Constellation of Genius: 1922: Modernism and All That Jazz
Kevin Jackson
Paperback
(Windmill, Sept. 2, 2013)
Ezra Pound referred to 1922 as Year One of a new era. It was the year in which a skinny, shabby Irishman and a natty, quietly sinister American entered the cultural landscape, hell-bent on exploding everything that realistic fiction and Georgian poetry held dear. It was the year which began with the publication of Ulysses and ended with the publication of The Waste Land: the most influential English-language novel and poem of the century.

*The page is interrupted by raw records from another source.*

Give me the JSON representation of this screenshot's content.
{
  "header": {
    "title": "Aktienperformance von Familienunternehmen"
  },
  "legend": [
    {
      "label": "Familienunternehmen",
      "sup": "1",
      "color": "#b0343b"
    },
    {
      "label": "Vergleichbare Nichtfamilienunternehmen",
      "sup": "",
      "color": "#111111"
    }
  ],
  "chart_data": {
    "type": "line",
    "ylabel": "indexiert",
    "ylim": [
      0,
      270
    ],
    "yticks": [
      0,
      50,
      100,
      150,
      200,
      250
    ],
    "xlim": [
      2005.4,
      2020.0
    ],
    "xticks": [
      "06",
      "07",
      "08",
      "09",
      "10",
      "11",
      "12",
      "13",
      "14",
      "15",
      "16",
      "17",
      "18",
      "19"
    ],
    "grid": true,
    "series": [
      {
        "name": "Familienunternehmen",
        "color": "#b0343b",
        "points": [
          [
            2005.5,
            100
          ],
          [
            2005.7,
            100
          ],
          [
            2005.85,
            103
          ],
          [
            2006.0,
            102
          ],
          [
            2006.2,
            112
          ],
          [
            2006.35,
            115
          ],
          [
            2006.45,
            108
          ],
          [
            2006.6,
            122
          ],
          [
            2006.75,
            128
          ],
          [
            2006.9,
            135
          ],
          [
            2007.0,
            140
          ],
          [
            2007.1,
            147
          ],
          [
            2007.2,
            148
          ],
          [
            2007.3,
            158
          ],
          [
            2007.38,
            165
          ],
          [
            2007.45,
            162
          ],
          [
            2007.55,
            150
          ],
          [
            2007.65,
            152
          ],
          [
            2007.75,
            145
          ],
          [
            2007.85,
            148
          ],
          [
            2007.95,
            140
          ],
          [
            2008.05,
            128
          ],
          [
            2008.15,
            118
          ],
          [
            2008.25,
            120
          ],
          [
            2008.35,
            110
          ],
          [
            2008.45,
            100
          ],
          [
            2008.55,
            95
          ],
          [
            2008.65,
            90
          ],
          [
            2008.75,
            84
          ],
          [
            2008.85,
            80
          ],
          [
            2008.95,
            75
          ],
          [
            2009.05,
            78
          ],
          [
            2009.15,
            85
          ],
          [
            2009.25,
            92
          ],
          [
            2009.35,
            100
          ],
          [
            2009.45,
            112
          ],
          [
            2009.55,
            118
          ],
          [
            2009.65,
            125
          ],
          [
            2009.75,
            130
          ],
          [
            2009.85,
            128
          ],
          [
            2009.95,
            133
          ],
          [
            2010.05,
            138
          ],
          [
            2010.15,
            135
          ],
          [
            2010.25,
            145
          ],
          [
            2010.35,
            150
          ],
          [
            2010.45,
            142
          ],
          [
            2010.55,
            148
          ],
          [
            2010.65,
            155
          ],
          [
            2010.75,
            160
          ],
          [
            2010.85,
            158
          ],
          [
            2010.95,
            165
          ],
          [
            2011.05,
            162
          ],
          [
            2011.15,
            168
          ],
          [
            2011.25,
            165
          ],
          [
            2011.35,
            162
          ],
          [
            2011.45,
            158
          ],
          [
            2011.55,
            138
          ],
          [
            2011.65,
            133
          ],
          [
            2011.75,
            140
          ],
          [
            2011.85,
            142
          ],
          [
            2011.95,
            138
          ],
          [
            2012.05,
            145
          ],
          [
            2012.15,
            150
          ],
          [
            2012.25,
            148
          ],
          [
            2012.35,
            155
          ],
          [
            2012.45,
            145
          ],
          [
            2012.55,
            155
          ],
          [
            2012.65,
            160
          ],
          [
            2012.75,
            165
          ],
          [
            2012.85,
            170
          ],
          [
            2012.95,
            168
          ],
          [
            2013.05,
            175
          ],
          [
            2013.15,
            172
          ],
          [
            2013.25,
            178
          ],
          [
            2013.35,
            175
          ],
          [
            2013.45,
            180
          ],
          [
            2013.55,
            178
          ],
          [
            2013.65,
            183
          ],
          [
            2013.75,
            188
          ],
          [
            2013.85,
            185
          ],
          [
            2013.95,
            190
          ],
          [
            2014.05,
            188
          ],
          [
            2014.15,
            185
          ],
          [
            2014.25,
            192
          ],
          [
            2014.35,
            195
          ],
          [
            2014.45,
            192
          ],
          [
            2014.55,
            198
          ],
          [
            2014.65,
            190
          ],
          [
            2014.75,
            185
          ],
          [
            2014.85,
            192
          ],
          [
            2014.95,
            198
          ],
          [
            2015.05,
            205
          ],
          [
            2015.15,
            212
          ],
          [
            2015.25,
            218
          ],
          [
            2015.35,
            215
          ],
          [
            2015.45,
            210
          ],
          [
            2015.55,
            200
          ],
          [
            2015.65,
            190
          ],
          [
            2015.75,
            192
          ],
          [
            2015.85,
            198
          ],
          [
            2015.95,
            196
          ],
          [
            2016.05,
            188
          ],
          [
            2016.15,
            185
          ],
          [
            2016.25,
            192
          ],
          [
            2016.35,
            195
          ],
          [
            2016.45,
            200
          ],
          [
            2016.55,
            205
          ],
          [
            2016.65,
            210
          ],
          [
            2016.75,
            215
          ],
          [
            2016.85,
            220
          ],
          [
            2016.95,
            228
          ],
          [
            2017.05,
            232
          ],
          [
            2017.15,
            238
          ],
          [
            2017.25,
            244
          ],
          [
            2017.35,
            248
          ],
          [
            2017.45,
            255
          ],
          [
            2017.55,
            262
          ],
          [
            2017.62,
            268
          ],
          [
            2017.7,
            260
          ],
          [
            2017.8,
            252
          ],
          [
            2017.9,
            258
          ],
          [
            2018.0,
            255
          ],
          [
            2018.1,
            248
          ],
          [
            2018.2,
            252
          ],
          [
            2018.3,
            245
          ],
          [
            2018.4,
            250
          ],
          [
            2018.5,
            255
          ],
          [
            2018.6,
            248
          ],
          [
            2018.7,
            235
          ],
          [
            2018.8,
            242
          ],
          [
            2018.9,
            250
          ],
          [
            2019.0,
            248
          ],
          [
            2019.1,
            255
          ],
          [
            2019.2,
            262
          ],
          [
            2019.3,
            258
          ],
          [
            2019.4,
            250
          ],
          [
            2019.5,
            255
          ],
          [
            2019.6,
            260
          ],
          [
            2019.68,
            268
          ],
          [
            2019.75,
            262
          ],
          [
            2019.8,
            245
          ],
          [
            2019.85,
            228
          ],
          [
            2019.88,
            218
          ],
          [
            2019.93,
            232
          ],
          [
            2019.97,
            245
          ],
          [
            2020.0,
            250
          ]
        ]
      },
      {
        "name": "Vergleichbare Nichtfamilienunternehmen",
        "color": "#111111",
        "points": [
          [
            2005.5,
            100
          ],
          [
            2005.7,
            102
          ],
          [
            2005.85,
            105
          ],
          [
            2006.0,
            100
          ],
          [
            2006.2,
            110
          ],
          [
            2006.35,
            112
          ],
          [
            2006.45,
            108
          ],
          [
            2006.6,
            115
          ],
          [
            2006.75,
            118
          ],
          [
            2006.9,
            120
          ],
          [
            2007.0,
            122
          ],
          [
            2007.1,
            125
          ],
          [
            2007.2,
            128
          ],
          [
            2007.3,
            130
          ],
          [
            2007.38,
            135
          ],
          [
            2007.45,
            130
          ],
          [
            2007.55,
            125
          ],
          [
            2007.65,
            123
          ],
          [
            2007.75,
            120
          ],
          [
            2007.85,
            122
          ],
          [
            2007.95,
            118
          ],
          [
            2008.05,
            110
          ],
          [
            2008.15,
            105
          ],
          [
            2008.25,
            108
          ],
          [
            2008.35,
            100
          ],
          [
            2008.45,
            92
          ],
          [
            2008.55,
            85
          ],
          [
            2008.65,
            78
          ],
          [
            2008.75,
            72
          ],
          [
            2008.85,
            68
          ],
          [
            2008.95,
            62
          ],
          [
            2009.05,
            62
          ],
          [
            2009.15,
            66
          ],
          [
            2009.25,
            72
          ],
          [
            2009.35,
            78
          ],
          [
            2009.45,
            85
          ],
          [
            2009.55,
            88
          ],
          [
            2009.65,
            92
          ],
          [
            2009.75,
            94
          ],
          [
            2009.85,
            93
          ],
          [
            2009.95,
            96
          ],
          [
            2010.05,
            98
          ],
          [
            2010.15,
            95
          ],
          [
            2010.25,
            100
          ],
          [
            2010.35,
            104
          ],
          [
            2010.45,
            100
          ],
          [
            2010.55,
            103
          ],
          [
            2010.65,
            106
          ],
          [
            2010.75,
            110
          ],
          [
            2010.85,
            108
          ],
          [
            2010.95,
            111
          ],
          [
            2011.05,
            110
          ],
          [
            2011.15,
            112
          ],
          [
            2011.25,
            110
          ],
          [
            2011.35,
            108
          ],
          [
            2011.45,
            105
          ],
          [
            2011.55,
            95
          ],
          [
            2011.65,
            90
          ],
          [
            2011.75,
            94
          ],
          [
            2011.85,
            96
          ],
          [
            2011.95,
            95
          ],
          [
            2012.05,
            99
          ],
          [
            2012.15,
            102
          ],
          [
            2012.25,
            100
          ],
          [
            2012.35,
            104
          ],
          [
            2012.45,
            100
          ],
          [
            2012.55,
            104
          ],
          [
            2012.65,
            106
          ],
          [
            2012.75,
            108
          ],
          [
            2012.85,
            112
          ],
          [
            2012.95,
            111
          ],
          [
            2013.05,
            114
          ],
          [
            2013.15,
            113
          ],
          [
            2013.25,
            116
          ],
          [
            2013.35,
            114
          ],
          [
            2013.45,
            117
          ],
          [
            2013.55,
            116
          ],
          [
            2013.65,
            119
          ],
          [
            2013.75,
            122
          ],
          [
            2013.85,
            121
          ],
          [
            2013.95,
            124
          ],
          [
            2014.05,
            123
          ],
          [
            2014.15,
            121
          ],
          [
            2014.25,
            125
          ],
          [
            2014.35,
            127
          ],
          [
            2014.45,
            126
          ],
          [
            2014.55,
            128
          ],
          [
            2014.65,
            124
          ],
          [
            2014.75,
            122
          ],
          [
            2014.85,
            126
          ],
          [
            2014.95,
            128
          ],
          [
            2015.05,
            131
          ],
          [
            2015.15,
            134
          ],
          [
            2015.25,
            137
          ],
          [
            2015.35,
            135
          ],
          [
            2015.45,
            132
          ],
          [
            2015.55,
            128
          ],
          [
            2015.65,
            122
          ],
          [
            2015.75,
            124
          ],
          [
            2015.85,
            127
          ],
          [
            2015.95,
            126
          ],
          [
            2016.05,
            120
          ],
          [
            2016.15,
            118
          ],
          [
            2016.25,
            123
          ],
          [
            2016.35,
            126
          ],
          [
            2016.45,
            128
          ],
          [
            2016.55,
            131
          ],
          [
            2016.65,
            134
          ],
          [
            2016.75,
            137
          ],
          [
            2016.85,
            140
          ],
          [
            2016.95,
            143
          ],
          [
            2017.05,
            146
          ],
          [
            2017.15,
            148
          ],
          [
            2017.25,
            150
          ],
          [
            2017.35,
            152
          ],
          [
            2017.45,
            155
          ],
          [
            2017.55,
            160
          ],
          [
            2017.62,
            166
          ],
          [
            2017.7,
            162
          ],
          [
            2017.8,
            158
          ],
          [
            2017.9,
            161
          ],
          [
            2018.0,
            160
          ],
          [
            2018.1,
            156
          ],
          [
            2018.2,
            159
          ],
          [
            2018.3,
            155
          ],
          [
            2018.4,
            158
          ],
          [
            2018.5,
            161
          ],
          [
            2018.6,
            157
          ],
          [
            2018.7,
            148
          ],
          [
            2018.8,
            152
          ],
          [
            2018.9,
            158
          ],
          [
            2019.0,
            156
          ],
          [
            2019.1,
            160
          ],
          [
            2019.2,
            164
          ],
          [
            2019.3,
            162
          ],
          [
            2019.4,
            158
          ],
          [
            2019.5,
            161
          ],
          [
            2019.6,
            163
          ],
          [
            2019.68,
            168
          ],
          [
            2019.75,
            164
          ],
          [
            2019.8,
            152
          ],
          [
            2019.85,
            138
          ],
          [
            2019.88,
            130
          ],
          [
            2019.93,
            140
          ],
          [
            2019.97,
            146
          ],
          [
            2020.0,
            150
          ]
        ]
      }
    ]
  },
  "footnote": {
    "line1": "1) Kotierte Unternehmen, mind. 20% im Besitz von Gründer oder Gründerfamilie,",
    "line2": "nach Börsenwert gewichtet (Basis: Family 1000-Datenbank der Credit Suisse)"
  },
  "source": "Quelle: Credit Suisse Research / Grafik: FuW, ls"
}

Despite several revolutions in taste, these two works remain the twin towers at the beginning of modern literature; some would say, of modernity itself. And it was the generous, indefatigable, discerning Ezra Pound who played a significant part in the launch of both writers' careers. Constellation of Genius puts the accomplishments of Eliot and Joyce in the context of the world in which their works appeared -- a year of remarkable firsts, births, and foundations. The passing of an old world: the collapse of the Ottoman Empire, the end of British Liberalism with the crushing defeat by the Conservatives at the General Election, the thwarting of Marcus Garvey's dreams for a new Africa. Dada was put to rest, Proust died and Hollywood transformed the nature of fame, making Charlie Chaplin the most recognisable man on the planet. Hitchcock directed his first feature, Kandinsky and Klee joined the Bauhaus and Louis Armstrong took the train from New Orleans to Chicago, heralding the beginning of modern jazz. Gloriously entertaining, erudite and idiosyncratic, this is a biography of a year, a journey through the diaries of the anthropologists, actors, artists, dancers, designers, film-makers, philosophers, playwrights, politicians and scientists whose lives and works collided over twelve months, creating a frenzy of innovation which broke the world in two.